Being middle aged, Gleb needs to acknowledge that his previous everything is gone, and how to learn to live on and to find new meaning in his life…

Philosophical statement about time and sense of life

Eugene Vodolazkin

In a certain sense, every Vodolazkin novel is about time. Brisbane shows that time actually doesn’t exist, but what exists is a current moment that should be lived to the full. What can a virtuoso guitarist now find? Never having kids before, Gleb suddenly meets an amazingly talented 13-year-old girl, Vera. She is a pianist... and is diagnosed with cancer.

Deeply immersed in music, these two start making music together. They become very close because of their illnesses, and see music as a refuge from their approaching end. Together, they plan to give a final concert…

Admiring the novel, critics call it the most musical book of Russian literature. The magic of Vodolazkin’s talent takes place in the level of ideas and plot… and in the level of words and sounds. Vodolazkin plays with both Russian and Ukrainian languages that were not lost in translation. 

Translated into English by award-winning translator Marian Schwartz 

Marian Schwartz

Maidenhair by Mikhail Shishkin, Thirst  by Andrei Gelasimov, 2017 and The Man Who Couldn't Die by Olga Slavnikova is just a few lines from the long list of modern Russian books that Marian Schwartz has brought to English readers. She also made possible fundamental classic works such as Anna Karenina by Leo Tolstoy, Oblomov by Ivan Goncharov, White Guard by Mikhail Bulgakov and many others, and won numerous awards, including the 2011 Heldt Prize and the 2014 Read Russia Translation Prize.

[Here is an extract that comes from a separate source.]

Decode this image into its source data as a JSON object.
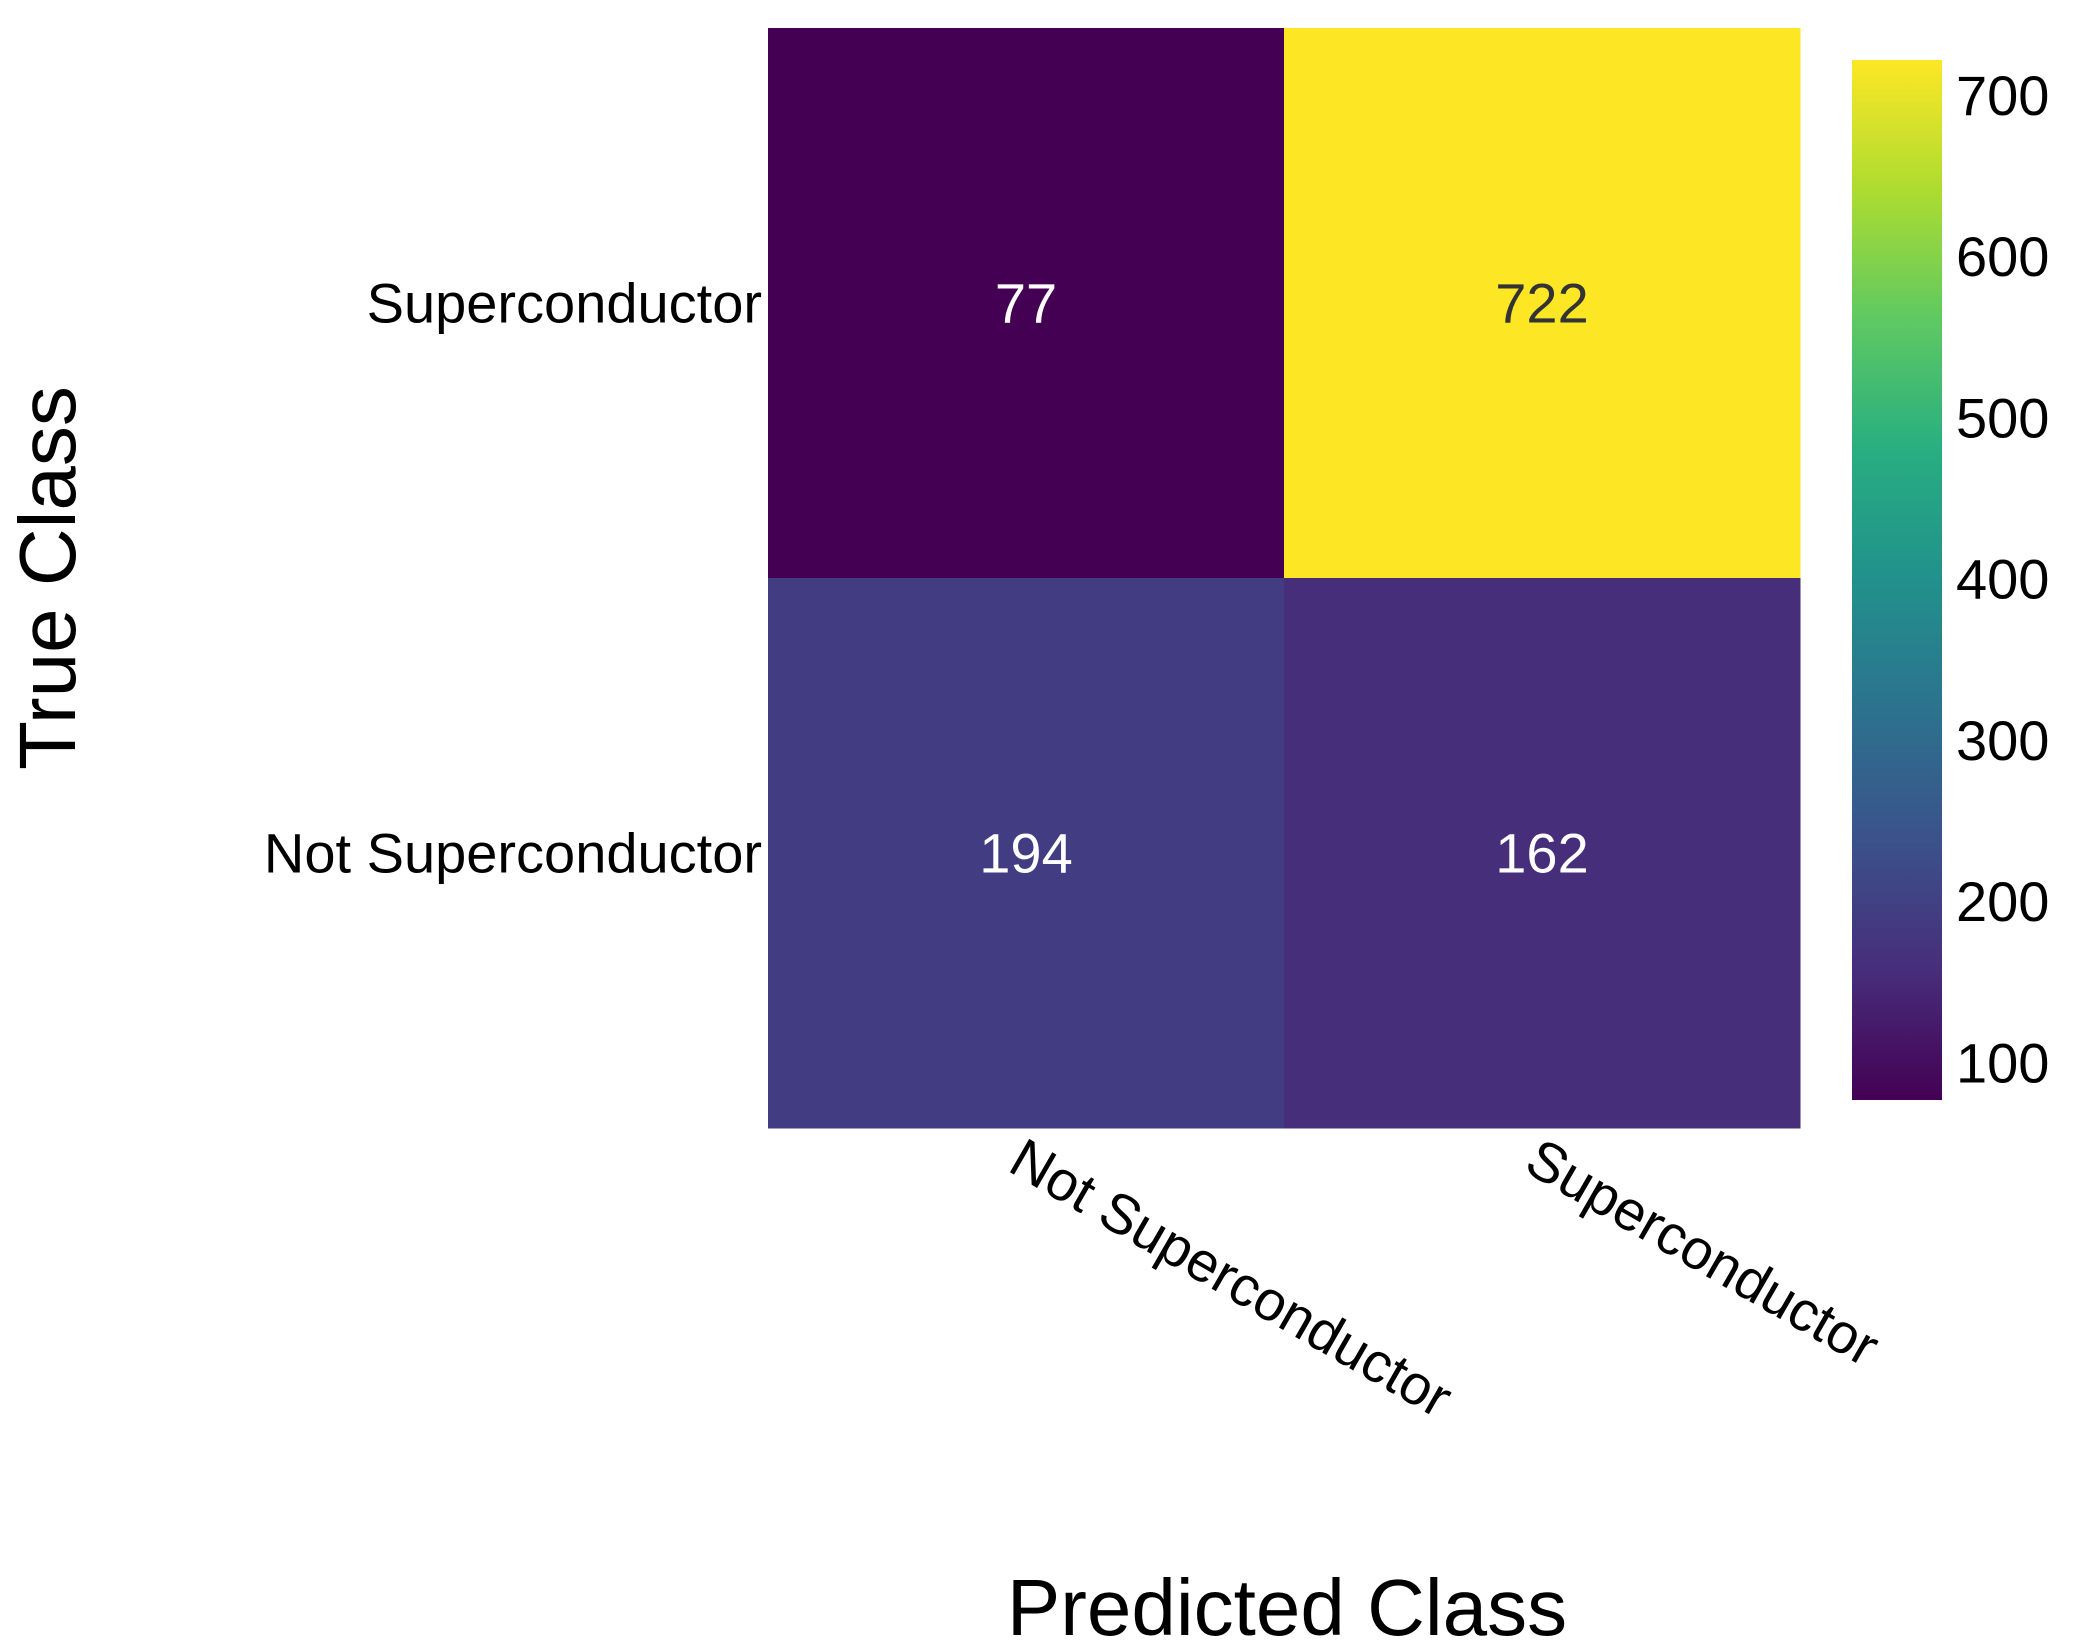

Marian Schwartz has been translating Russian literature for over 40 years, and has translated more than 70 books; almost all were at her initiative. Schwartz used to work as a translator for Nina Berberova, the émigré novelist and short story writer who was born in St. Petersburg in 1901. The partnership lasted from 1981 until Berberova’s death in 1993. 

“I've always felt that that collaboration was definitive for me,” Schwartz said in a Russia Beyond 2014 interview. In 2021, Nina Berberova's The Last and the First was published, obviously, in a Marian Schwartz translation.

In Marian's opinion, recent events bring to the fore Brisbane’s highly nuanced picture of the complicated relationship, little understood in the West, between the Ukrainian and Russian peoples.  

“This novel - which is ostensibly about music - digs deep into the role the Ukrainian and Russian languages play in people’s lives and through language manifests the visceral connection between these sibling cultures.”